You… You LIED To Me!

The entire internet was invented so old people could forward ridiculous emails to their entire contact lists and overachieving (and probably medicated) stay-at-home moms can post pictures of food they cooked for their adoring families. Forget that whole “global launch system” and the stock market, no. The internet is really just for other people’s amusement. And I am powerless to stop it.

If I had the brainpower to write a computer virus, there is one person in particular who would be in grave danger of receiving a malicious email from me. I can’t just block her emails because there is a slight chance I might be mentioned in her will since I was her oldest grandchild’s babysitter, and with the economy in the condition it’s in, I can’t afford to burn any bridges. Apart from the ten emails a day that she forwards that were stolen straight out of Paul Harvey or Reader’s Digest, sometimes sharing a funny story but more often than not accusing Obama of being both a Muslim and the Anti-Christ and sometimes a founding member of the Ku Klux Klan (let that one sink in), she sends out her own original emails entitled, “Happy Thought for the Day.”

First, if you’ve read this blog for more than a week, you would know that I don’t appreciate any unsolicited offers of Happy Thoughts that don’t include Valium.

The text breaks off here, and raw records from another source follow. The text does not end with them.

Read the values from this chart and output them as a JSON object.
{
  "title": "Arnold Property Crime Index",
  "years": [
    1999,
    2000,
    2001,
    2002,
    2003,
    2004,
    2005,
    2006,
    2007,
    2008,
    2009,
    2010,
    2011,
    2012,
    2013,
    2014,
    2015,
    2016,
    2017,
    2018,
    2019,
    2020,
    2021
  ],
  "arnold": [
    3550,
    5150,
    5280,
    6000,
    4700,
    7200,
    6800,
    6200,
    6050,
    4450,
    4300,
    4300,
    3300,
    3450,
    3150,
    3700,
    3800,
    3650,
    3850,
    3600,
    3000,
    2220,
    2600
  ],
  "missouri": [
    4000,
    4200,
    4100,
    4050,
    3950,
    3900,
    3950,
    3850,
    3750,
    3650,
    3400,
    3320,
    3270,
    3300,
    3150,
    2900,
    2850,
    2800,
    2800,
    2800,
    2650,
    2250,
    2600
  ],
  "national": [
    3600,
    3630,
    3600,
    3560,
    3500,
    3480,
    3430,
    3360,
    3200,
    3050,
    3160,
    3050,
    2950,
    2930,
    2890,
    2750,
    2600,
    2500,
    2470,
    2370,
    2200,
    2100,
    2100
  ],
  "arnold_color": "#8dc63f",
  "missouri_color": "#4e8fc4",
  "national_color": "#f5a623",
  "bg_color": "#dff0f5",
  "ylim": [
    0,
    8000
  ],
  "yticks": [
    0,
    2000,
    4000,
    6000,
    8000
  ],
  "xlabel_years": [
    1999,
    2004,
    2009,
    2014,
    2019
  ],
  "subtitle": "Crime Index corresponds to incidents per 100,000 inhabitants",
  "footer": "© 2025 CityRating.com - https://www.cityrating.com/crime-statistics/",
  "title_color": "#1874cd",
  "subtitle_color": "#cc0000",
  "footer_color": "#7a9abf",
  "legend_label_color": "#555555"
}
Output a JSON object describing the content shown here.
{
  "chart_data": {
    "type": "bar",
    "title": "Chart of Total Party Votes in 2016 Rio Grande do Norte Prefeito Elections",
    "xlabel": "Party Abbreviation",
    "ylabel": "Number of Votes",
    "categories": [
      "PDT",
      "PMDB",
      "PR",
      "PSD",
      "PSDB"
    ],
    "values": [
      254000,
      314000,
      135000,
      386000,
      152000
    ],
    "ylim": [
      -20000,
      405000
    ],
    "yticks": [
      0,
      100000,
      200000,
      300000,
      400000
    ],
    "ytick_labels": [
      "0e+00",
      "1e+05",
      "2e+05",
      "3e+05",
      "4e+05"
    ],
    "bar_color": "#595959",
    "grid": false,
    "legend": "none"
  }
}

Second, don’t lie to me on the internet. Despite my daughter’s new favorite commercial with the “they can’t put stuff on the internet that isn’t true” dummy, don’t press FORWARD on crap that is just so blatantly a lie that you become a liar by association. Today’s Happy-Thought-I’m-A-Liar example:

“Shoot for the moon. Even if you miss it, you will land among the stars.”- LES BROWN

FALSE. Stop lying to people with false hope. The nearest star (after the Sun, of course) is  Proxima Centauri, a red dwarf star located at a distance of 4.2 light-years away. Even if you were lucky enough to have a rocket in your backyard and clearance to launch, you would die of suffocation and starvation before you made it there. Your carcass would be raisiny and perfectly preserved from lack of decomposition as it floated around the universe for all time under its own frictionless direction. Basically, that quote right there is giving you permission to try to go to the moon but to also be such a monumental screw-up that you waste billions of dollars on your own space program only to go flying right past the moon (probably due to a math error… or possibly a geography error) and end up really hungry and gaspy before dying in a tin can you built out of spare parts.

And THAT is my Happy Thought for today? Someone please write me a virus, quickly.*

*NOTE: that request for a virus was NOT an invitation for someone to infect MY computer with the virus. Please don’t be a douche.